Иван Григорьевич поднялся и сконфуженно забормотал:

— Зачем вы оскорбляете меня? Вы сами виноваты, вы, вы! — а позволяете себе оскорблять меня только потому, что я оказался невольным свидетелем вашего… не знаю, как назвать… вашего…

— Позвольте вам подсказать: некрасивого поступка?

— Да! — несколько потверже произнес Иван Григорьевич, но лицо его сделалось еще более сконфуженным.

— Больно наплевать! — развязно сказал Володя, чувствуя, как густо краснеет от нестерпимой обиды. — Сентиментальный вы поэтик…

Он приискивал какое-нибудь особенно обидное слово, чтобы разом уничтожить им этого сосульку-филолога, в жилах которого двигалась не кровь, а лимфа, но какой-то туман застлал ему голову, и он только слышал стук собственного сердца.

— Эй, послушайте! — крикнул он вслед уходившему репетитору. — Как вас?.. Хотите, сегодня же подстрелю барсука?

Он сам не понимал, что говорил. Ему только хотелось оскорблять и оскорблять; если можно, даже избить этого человека, который был невольным свидетелем его унижения, избить за то, что он с своей дряблой, малокровной душонкой осмеливается произносить ему нравственный приговор, этот маньяк!

— А, черт! Слушайте же, когда вам говорят!

Он догнал его и схватил за рукав. Иван Григорьевич посмотрел на него расширенными от страха глазами. Володя походил на пьяного, и, действительно, был как в опьянении под влиянием охватившего его животного желания быть материально, грубо сильным и страшным.

— Я привык, чтобы меня слушали, когда я говорю! — крикнул он, задыхаясь.

— Что же вам угодно? У нас, кажется, нет, ничего общего… — пролепетал Иван Григорьевич.

— Мне угодно вам сказать, что я специально затем застрелю барсука, чтобы доставить вам неудовольствие. Вот!

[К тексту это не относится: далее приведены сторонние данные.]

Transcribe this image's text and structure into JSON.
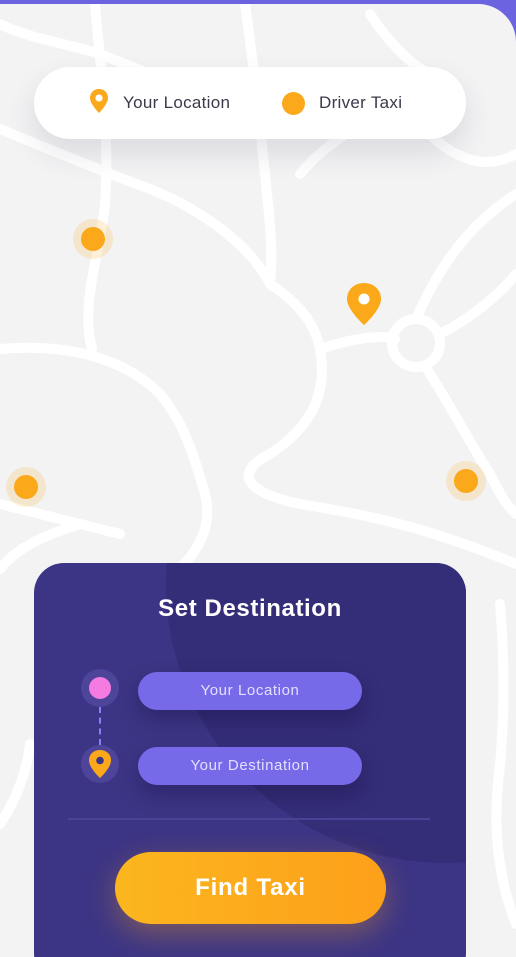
{
  "legend": {
    "location_label": "Your Location",
    "taxi_label": "Driver Taxi"
  },
  "panel": {
    "title": "Set Destination",
    "location_placeholder": "Your Location",
    "destination_placeholder": "Your Destination",
    "find_button_label": "Find Taxi"
  },
  "colors": {
    "accent_orange": "#fba81a",
    "panel_purple": "#3c3585",
    "field_purple": "#766ae9",
    "origin_pink": "#f47be0",
    "map_background": "#f3f3f4"
  },
  "icons": {
    "location_pin": "location-pin-icon",
    "taxi_marker": "taxi-dot-icon",
    "origin_marker": "origin-dot-icon"
  }
}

И он грубо и неискренне расхохотался.

— Вы позволяете себе издевательство, — сказал Иван Григорьевич, бледный от волнения. — Что я вам такого сделал?

— Ровно ничего, — отвечал Володя, стараясь казаться равнодушным. — Просто вы мне противны… Не попадись вы мне сейчас на дороге, вы были для меня безразличны. А сейчас, в силу этого безмозглого случая, вы получаете некоторое право корчить добродетельные гримасы!.. Понимаете, мне наплевать на вас и на ваши гримасы!.. Я презираю подобных психопатов…

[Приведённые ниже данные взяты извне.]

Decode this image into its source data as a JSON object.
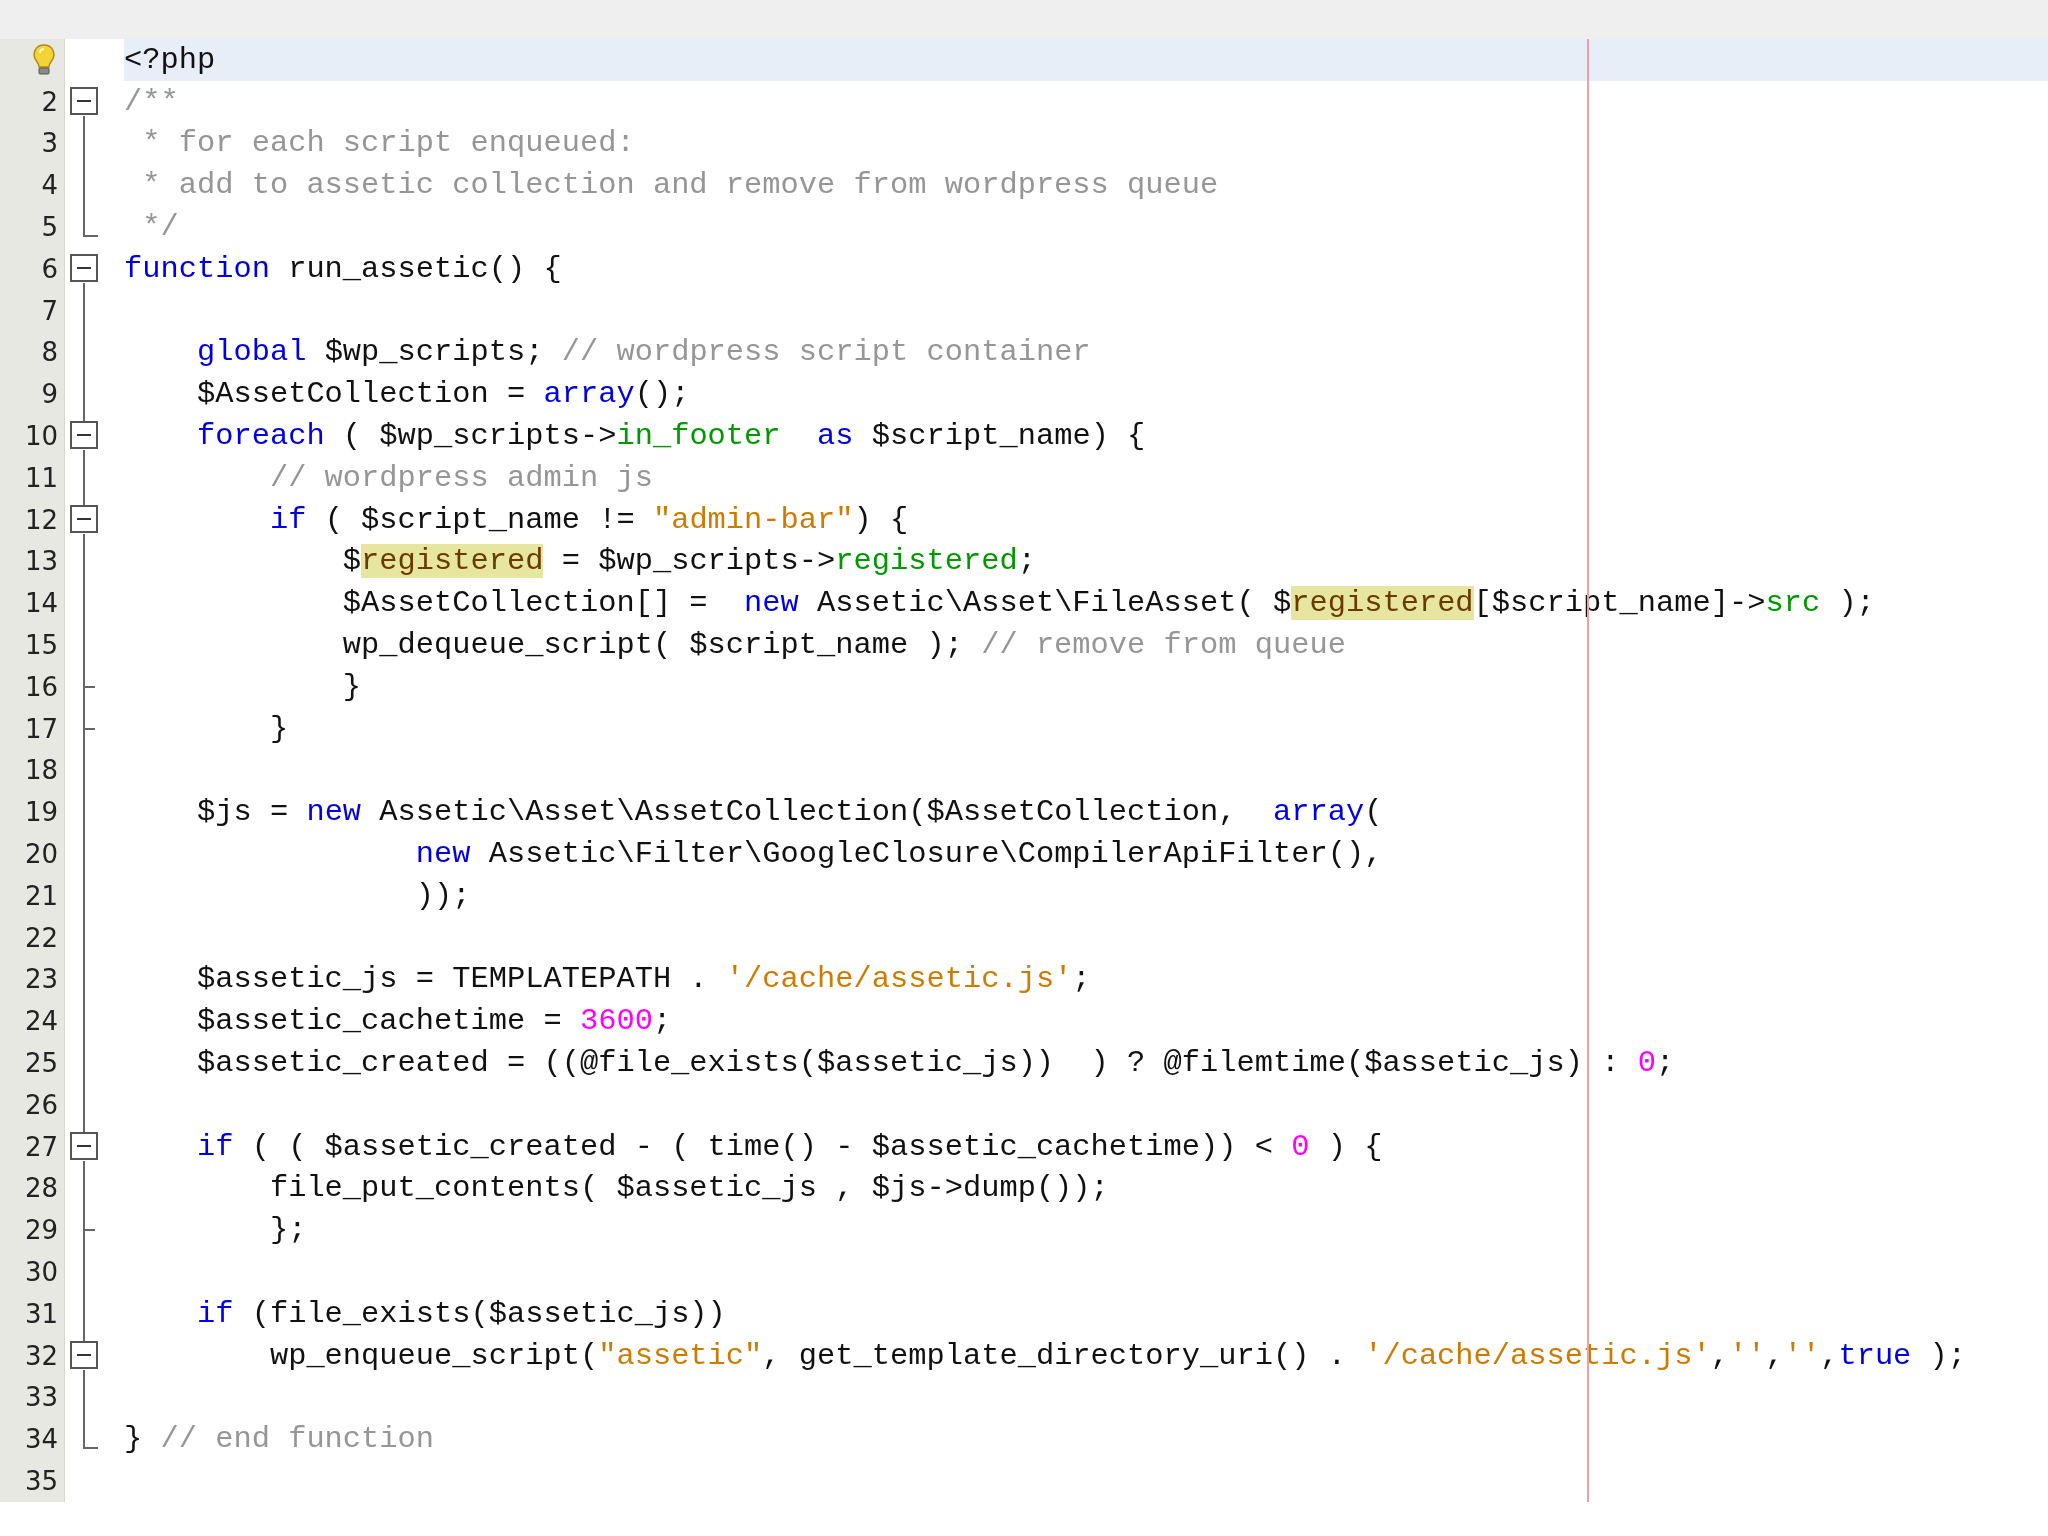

— К чему вы мне все это говорите? — спросил Иван Григорьевич несколько тверже, начиная чувствовать что-то похожее на сострадание к этому краснощекому и плотному парню, потерявшему всякую способность управлять собою.

— К чему?

Володя смерил говорившего глазами.

— Вы, кажется, собираетесь меня допрашивать?

— Я? Нисколько! — возразил Иван Григорьевич, совершенно овладев собою. — Мне хотелось вам только сказать, что вы напрасно так волнуетесь. Я сам очень сожалею, что был, так сказать, невольным свидетелем… Впрочем, я ведь, завтра же уезжаю и, следовательно, этим все кончается…

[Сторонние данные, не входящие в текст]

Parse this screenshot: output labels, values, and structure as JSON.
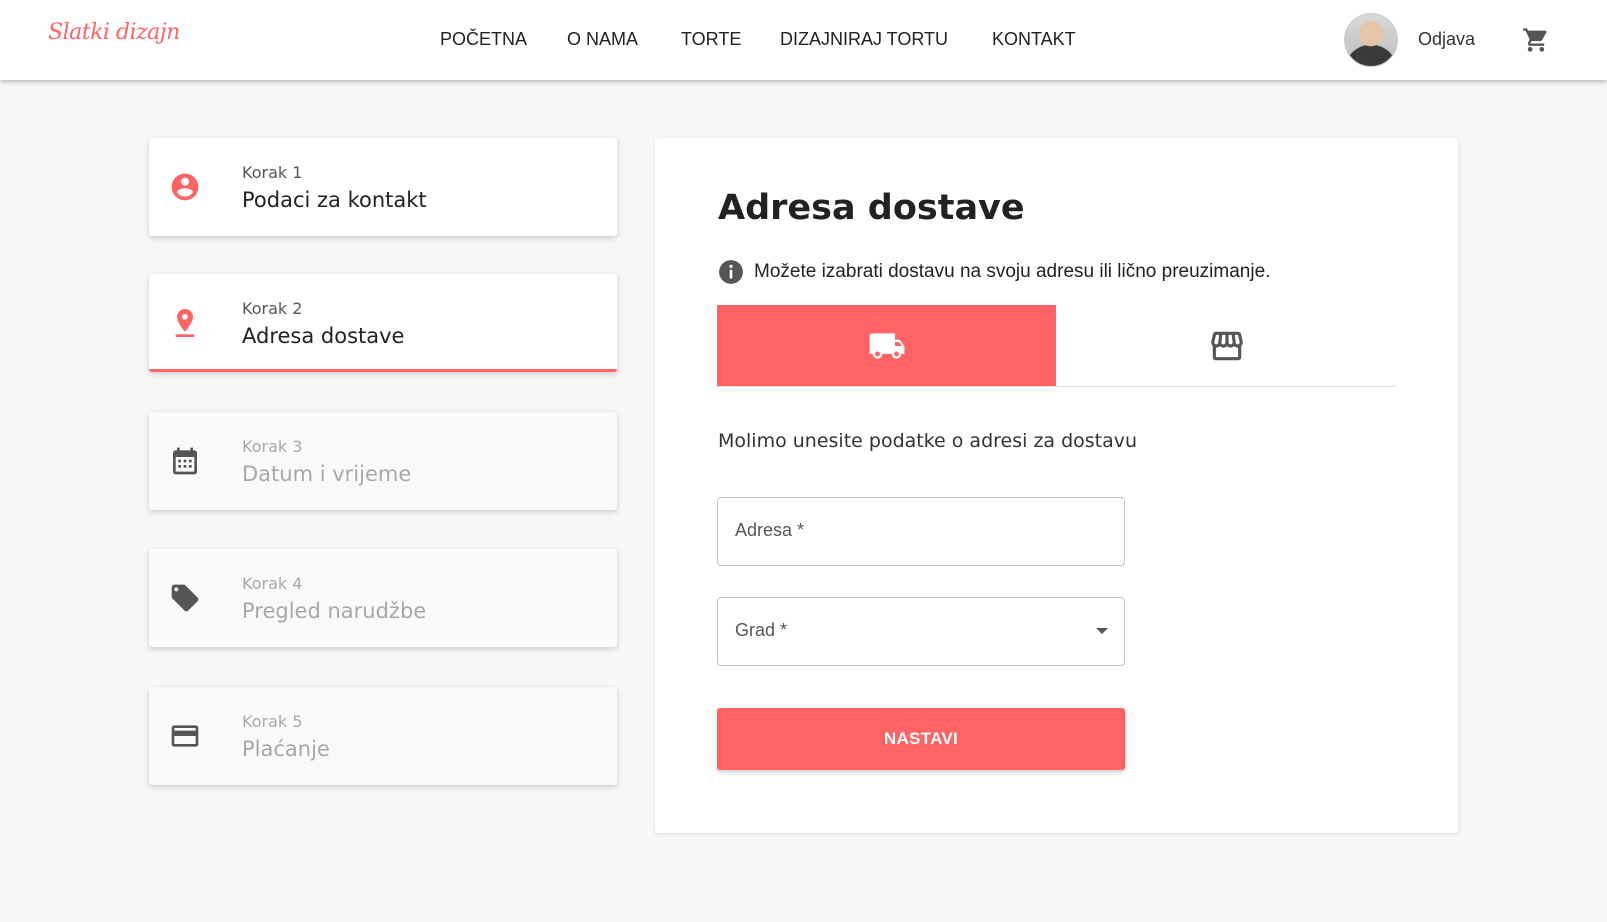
{
  "brand": {
    "logo_text": "Slatki dizajn",
    "accent_color": "#ff6363"
  },
  "nav": {
    "items": [
      {
        "label": "POČETNA"
      },
      {
        "label": "O NAMA"
      },
      {
        "label": "TORTE"
      },
      {
        "label": "DIZAJNIRAJ TORTU"
      },
      {
        "label": "KONTAKT"
      }
    ],
    "logout_label": "Odjava",
    "cart_icon": "shopping-cart-icon"
  },
  "steps": [
    {
      "number": "Korak 1",
      "title": "Podaci za kontakt",
      "icon": "account-circle-icon",
      "state": "completed"
    },
    {
      "number": "Korak 2",
      "title": "Adresa dostave",
      "icon": "location-pin-icon",
      "state": "active"
    },
    {
      "number": "Korak 3",
      "title": "Datum i vrijeme",
      "icon": "calendar-icon",
      "state": "disabled"
    },
    {
      "number": "Korak 4",
      "title": "Pregled narudžbe",
      "icon": "tag-icon",
      "state": "disabled"
    },
    {
      "number": "Korak 5",
      "title": "Plaćanje",
      "icon": "credit-card-icon",
      "state": "disabled"
    }
  ],
  "main": {
    "title": "Adresa dostave",
    "info_text": "Možete izabrati dostavu na svoju adresu ili lično preuzimanje.",
    "tabs": [
      {
        "icon": "delivery-truck-icon",
        "selected": true
      },
      {
        "icon": "store-icon",
        "selected": false
      }
    ],
    "hint": "Molimo unesite podatke o adresi za dostavu",
    "address_field": {
      "label": "Adresa *",
      "value": ""
    },
    "city_field": {
      "label": "Grad *",
      "value": ""
    },
    "continue_button": "NASTAVI"
  }
}
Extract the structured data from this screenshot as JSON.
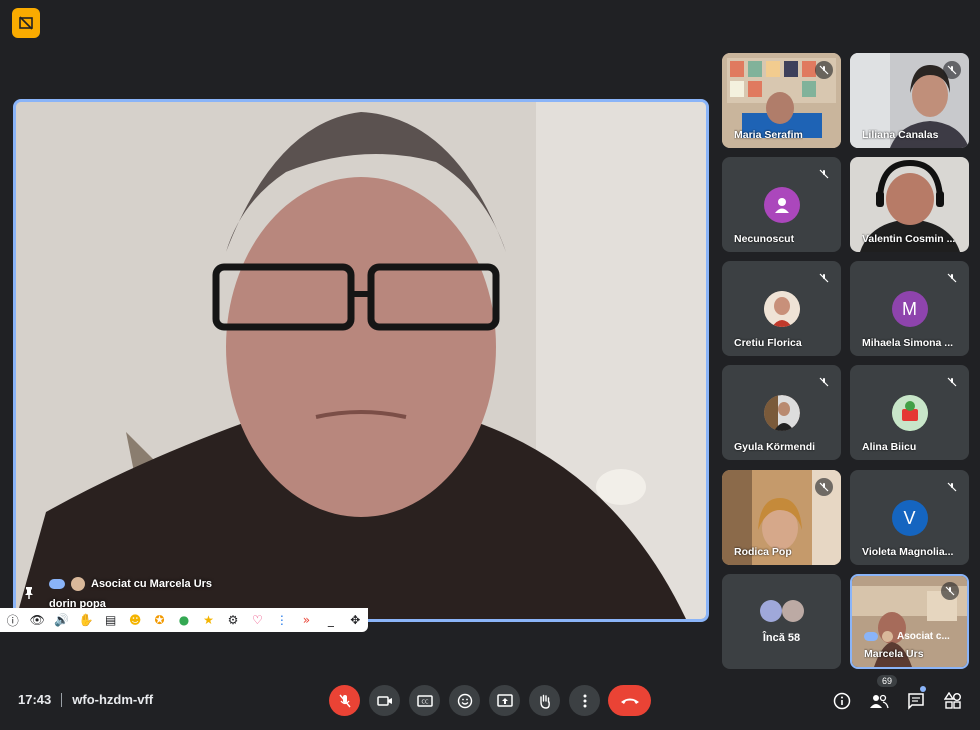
{
  "meeting": {
    "time": "17:43",
    "code": "wfo-hzdm-vff",
    "participant_count": "69"
  },
  "main_speaker": {
    "associated_label": "Asociat cu Marcela Urs",
    "name": "dorin popa"
  },
  "participants": [
    {
      "name": "Maria Serafim",
      "muted": true,
      "type": "video"
    },
    {
      "name": "Liliana Canalas",
      "muted": true,
      "type": "video"
    },
    {
      "name": "Necunoscut",
      "muted": true,
      "type": "avatar-generic",
      "color": "#ab47bc"
    },
    {
      "name": "Valentin Cosmin ...",
      "muted": false,
      "type": "video"
    },
    {
      "name": "Cretiu Florica",
      "muted": true,
      "type": "avatar-photo"
    },
    {
      "name": "Mihaela Simona ...",
      "muted": true,
      "type": "avatar-letter",
      "letter": "M",
      "color": "#8e44ad"
    },
    {
      "name": "Gyula Körmendi",
      "muted": true,
      "type": "avatar-photo"
    },
    {
      "name": "Alina Biicu",
      "muted": true,
      "type": "avatar-photo"
    },
    {
      "name": "Rodica Pop",
      "muted": true,
      "type": "video"
    },
    {
      "name": "Violeta Magnolia...",
      "muted": true,
      "type": "avatar-letter",
      "letter": "V",
      "color": "#1565c0"
    }
  ],
  "more_tile": {
    "label": "Încă 58"
  },
  "self_tile": {
    "associated_label": "Asociat c...",
    "name": "Marcela Urs"
  },
  "toolbar_icons": [
    "info-icon",
    "eye-icon",
    "speaker-icon",
    "hand-icon",
    "notes-icon",
    "emoji-icon",
    "badge-icon",
    "chat-bubble-icon",
    "star-icon",
    "gear-icon",
    "heart-icon",
    "more-icon",
    "forward-icon",
    "minimize-icon",
    "move-icon"
  ],
  "colors": {
    "accent": "#8ab4f8",
    "danger": "#ea4335",
    "background": "#202124",
    "tile": "#3c4043",
    "warning": "#f9ab00"
  }
}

Но Володя не слушал его: он понимал, что филолог говорит «слова», а ему хотелось действительно доказать ему, что прав, он, Володя. Ему вспомнился тот первый вечер на оврагах, когда Саша вместе с теплым дыханием ночи шла к нему по скошенной траве, и погасавшая заря окружала ее странным ореолом. Вспомнилось ему и то, как он прошептал тогда про себя: «Вот идет моя девушка!» И как ему было хорошо знать, что в мире есть эта его девушка, и как он был преисполнен благодарности ко всей природе: к этим оврагам, к этому небу, на котором уже загоралась Большая Медведица, к этим осинкам с алыми верхушками, протягивавшим к нему свои трепетные листики. Ведь он знал тогда и не сомневался, в то мгновение, что эта девушка принадлежит ему по праву, по тому же неписанному, но несомненному праву, по которому принадлежит ему этот воздух, эта Большая Медведица, этот дивный момент существования, уделенный для него от темной и бездонной вечности… Почему же он стыдится своего поступка теперь, перед этим человеком, закостеневшим в своей условной морали?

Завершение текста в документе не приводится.